Saturday, May 8, 2010

How Wall Street Chaos May Lift Wall Street Reform

So, the chaos on Wall Street trading, Thursday, May 6th, 2010 may elevate the chances that the ‘new’ financial regulatory reform will help to easily pass through Congress and the Senate.  What part of this doesn’t pass the smell test for you?  Is there any investigation into what brought on the 1000 pt. drop and 700 pt rise; all within 4 minutes?  Yours in Truth  ;-)  Shelly
Updated: 1 day 13 hours ago
Joseph Schuman
Joseph Schuman Senior Correspondent
ANALYSIS
(May 6) -- Will today's wild ride on Wall Street bolster efforts in Washington to tighten government harnesses on the finance industry?
For anyone watching the stock market, the sudden swing of more than 1,000 points in the Dow Jones industrial average must have opened the door to worries that investors were seeing a return of the volatility of recent years and the financial crises that cascaded from market to market, wiping out retirement funds and household wealth and millions of jobs across the world.
The stock index reached a high of 10,879.76 today before plummeting to 9,869.62, only to end the trading session at 10,520.32. The net damage was a drop of 347.80 points, or 3.2 percent.
The immediate suspect was renewed fears that Greece's financial problems and those of Portugal, Spain and other ailing economies could affect the rest of Europe and then the world.

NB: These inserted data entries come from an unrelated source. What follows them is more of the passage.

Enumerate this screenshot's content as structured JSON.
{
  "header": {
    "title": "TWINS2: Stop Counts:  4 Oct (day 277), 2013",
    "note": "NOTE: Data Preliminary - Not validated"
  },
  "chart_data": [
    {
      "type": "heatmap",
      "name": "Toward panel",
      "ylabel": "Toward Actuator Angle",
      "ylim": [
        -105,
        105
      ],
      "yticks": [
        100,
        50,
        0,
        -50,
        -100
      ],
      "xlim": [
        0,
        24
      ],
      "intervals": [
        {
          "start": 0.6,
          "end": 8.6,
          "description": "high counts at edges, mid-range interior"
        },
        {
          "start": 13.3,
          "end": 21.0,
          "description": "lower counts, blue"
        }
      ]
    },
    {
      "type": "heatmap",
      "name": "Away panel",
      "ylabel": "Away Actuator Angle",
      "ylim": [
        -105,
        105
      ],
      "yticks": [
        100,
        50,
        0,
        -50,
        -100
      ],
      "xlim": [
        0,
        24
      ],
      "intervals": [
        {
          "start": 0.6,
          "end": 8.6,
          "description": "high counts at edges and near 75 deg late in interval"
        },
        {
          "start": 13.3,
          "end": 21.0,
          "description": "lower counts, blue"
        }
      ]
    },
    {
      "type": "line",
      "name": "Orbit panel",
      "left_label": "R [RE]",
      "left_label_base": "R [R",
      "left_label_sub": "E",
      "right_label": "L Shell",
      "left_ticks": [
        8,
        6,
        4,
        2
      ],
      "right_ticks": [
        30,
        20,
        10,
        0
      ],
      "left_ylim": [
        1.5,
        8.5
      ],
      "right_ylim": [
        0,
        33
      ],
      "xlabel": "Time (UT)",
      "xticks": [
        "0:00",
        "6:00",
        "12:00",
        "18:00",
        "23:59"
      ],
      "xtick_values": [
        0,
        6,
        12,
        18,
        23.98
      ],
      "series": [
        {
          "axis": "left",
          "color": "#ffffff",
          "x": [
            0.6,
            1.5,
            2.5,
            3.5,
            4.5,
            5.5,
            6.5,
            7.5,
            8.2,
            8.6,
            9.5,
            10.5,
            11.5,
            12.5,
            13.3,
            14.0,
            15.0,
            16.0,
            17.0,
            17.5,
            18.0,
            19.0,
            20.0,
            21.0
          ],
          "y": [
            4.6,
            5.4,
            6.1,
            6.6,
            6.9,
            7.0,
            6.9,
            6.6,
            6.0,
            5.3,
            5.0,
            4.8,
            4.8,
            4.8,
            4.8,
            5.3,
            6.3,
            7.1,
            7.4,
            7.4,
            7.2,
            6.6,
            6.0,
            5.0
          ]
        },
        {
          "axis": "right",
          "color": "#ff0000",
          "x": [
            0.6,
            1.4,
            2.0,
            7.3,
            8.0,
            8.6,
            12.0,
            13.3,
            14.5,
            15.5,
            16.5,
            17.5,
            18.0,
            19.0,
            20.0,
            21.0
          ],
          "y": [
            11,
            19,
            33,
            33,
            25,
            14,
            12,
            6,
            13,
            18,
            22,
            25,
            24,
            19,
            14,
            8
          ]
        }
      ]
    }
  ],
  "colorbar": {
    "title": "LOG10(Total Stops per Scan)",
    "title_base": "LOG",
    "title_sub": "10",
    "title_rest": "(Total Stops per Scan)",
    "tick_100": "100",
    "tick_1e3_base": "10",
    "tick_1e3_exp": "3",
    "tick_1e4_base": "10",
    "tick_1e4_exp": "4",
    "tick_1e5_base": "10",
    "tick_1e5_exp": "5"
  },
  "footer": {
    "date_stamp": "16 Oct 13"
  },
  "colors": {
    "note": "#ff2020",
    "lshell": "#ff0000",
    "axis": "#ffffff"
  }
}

It wasn't clear if technically mishandled trades on one or more stock exchanges triggered or exacerbated the sell-off, but the computer-controlled trading now endemic to the markets took over, contributing to a dive that left traders scrambling and gave reports on business-news cable channel CNBC the feel of an action-adventure film.
Even as officials at the New York Stock Exchange, the Nasdaq and elsewhere work into the night to figure out what happened, and an inquiry was opened at the Securities and Exchange Commission, debate continued in the Senate over the proposed overhaul of financial regulation.
And that's where today's vertiginous movement in stock prices could have the most lasting effect.
Senators were debating and voting on amendments to the 1,400-plus-page legislation that would put new restraints and oversight on Wall Street with the aim of avoiding future financial crises. The White House and congressional Democrats have been gathering momentum on the issue over the past month, thanks to persistent public anger over mistakes made by the banking and finance industries and the SEC charges filed against Goldman Sachs.
The Democrats' latest victory came today, when two Republicans joined them to defeat 61-38 a Republican bid to weaken a consumer protection agency that would be created by the bill. That came after President Barack Obama issued a statement accusing Republicans of siding with Wall Street lobbyists to undermine true reform, one of his most partisan comments on the issue.
"I want to continue to work with Democrats and Republicans because protecting the American people should not be a partisan issue," he said. "But we must work together in good faith."
Another important shift came when key Senate Democrats agreed to change a measure that would give Congress -- through the Government Accountability Office -- more oversight into how the Federal Reserve sets interest rates. The White House and the Fed had aggressively campaigned against such a change, saying it could politicize rate setting and thus risk fanning inflation. The measure's main sponsor, independent Bernie Sanders, had backing from the Democratic leadership, but agreed to a compromise that stops short of ending the 32-year-old shielding of Fed monetary policy from Congress.
Senate Majority Leader Harry Reid has been pushing the debate into the night with an eye toward a vote as early as Friday.
The administration, meanwhile, was already tying the regulatory reform to the financial crisis in another forum.
Testifying before the congressionally created Financial Crisis Inquiry Commission, Treasury Secretary Timothy Geithner said the crisis would have been "less severe" if the government had had better tools and more authority to handle it. The government must help itself protect against the "unknowable," he said.
"Against the uncertain, against the likelihood, the possibility that the next shock could be beyond our imagination, beyond our experience and could be very damaging," Geithner added. "I think that's the central lesson we try to take -- I try to take -- from the crisis."
Democrats can now point to yet another shock -- even if there is little and perhaps no tangible link between today's market tumult and problems targeted by the legislation at play in the Senate, other than the economic uncertainty lawmakers hope to reduce through new rules and watchdogs.
Obama is scheduled to speak Friday morning to address the monthly employment report, due out at 8:30 a.m. He has already said stronger financial regulation and a stronger financial system are key to improving the jobs market and the economy as a whole.
He is now almost certain to include stock market volatility in his remarks, as today's plunge and what happens next threaten to overshadow even employment as the biggest economic story of the week.